Tom Curwen is staff writer and editor at the Los Angeles Times. He was editor of the Outdoors section, a writer for the features section and deputy editor of the Book Review. He has been honored by the American Association of Sunday and Features Editors for three pieces he did for Outdoors on caving with nature writer Barbara Hurd, on Alaskan bush pilots and the annual migration of sand hill cranes to the Bosque del Apache. He has a master's degree in Creative Writing from USC and was a recipient of a 1991 Academy of American Poets prize. In 2002, he received a Rosalynn Carter Fellowship for mental health journalism.
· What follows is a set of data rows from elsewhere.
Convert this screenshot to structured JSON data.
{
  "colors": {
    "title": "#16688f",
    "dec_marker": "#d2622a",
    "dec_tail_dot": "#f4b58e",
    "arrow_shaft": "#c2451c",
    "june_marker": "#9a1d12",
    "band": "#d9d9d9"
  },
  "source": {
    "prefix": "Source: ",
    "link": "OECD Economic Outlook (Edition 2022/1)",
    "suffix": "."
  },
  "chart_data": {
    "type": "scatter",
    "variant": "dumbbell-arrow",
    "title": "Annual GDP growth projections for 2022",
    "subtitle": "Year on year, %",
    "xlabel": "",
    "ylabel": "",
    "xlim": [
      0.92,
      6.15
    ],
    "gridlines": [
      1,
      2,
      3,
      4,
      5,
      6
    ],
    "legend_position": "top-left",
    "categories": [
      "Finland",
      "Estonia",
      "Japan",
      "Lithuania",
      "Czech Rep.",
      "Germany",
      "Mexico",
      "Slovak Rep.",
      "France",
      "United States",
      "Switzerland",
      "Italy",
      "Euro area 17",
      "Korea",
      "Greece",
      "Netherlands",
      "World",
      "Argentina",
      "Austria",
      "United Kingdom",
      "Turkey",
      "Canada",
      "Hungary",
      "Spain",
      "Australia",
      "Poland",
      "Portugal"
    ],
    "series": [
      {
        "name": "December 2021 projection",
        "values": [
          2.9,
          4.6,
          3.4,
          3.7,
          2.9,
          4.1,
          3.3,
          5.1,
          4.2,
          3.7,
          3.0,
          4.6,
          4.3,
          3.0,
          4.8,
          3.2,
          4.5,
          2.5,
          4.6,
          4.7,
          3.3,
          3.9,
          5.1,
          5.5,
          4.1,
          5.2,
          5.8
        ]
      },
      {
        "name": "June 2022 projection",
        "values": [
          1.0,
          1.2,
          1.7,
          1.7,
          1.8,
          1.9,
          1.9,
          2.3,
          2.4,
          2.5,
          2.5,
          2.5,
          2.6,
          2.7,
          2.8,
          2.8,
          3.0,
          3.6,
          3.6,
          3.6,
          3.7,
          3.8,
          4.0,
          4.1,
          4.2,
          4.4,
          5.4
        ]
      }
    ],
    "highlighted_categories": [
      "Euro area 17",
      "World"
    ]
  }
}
David L. Ulin is book editor of the Los Angeles Times. He is the author of The Myth of Solid Ground: Earthquakes, Prediction, and the Fault Line Between Reason and Faith, and the editor of Another City: Writing from Los Angeles and Writing Los Angeles: A Literary Anthology, which won a California Book Award. He has written for The Atlantic Monthly, The Nation, The New York Times Book Review, LA Weekly, Los Angeles, and National Public Radio's "All Things Considered."
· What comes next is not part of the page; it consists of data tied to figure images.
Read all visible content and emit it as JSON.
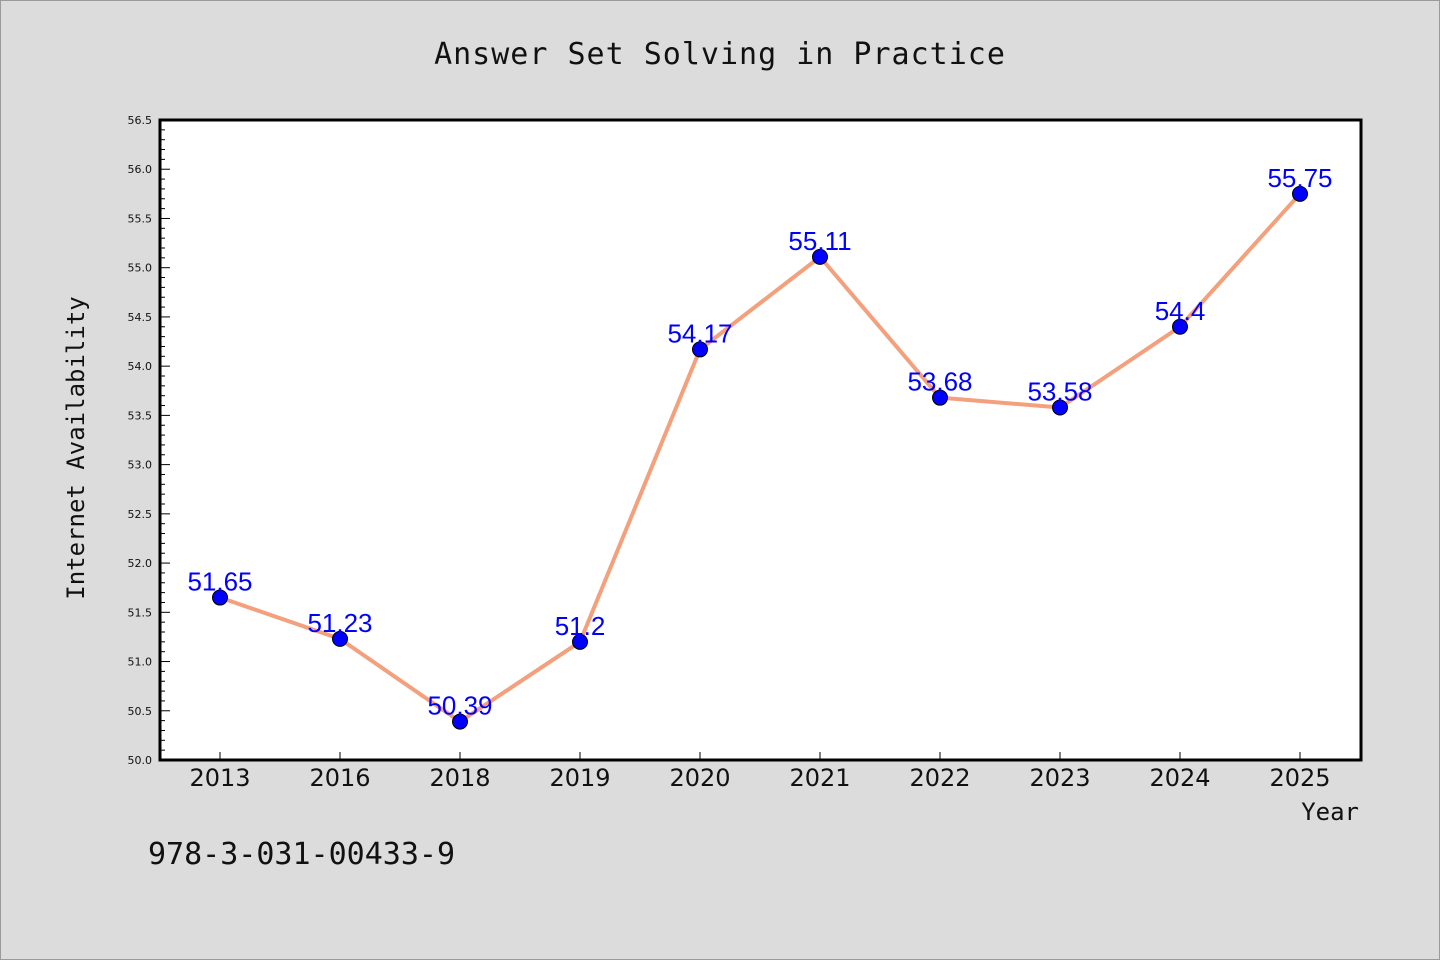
{
  "chart_data": {
    "type": "line",
    "title": "Answer Set Solving in Practice",
    "xlabel": "Year",
    "ylabel": "Internet Availability",
    "categories": [
      "2013",
      "2016",
      "2018",
      "2019",
      "2020",
      "2021",
      "2022",
      "2023",
      "2024",
      "2025"
    ],
    "values": [
      51.65,
      51.23,
      50.39,
      51.2,
      54.17,
      55.11,
      53.68,
      53.58,
      54.4,
      55.75
    ],
    "data_labels": [
      "51.65",
      "51.23",
      "50.39",
      "51.2",
      "54.17",
      "55.11",
      "53.68",
      "53.58",
      "54.4",
      "55.75"
    ],
    "ylim": [
      50.0,
      56.5
    ],
    "yticks": [
      "50.0",
      "50.5",
      "51.0",
      "51.5",
      "52.0",
      "52.5",
      "53.0",
      "53.5",
      "54.0",
      "54.5",
      "55.0",
      "55.5",
      "56.0",
      "56.5"
    ],
    "grid": false,
    "line_color": "#f4a07c",
    "marker_color": "#0000ff",
    "label_color": "#0000ff",
    "background_color": "#dcdcdc",
    "plot_background": "#ffffff"
  },
  "footer": {
    "isbn": "978-3-031-00433-9"
  }
}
Jenny Price is a writer whose work focuses on L.A. environment. Author of Flight Maps: Adventures with Nature in Modern America, she has published in the Los Angeles Times, New York Times, Washington Post, L.A. Weekly, Audubon, Believer, and GOOD, and is a regular contributor to the "Native Intelligence" column on LA Observed. She has written often about the Los Angeles River and gives frequent tours. She has a Ph.D. in history from Yale University, and has been a Research Scholar at the UCLA Center for the Study of Women since 1999. She is currently working on a new book, Thirteen Ways of Seeing Nature in L.A.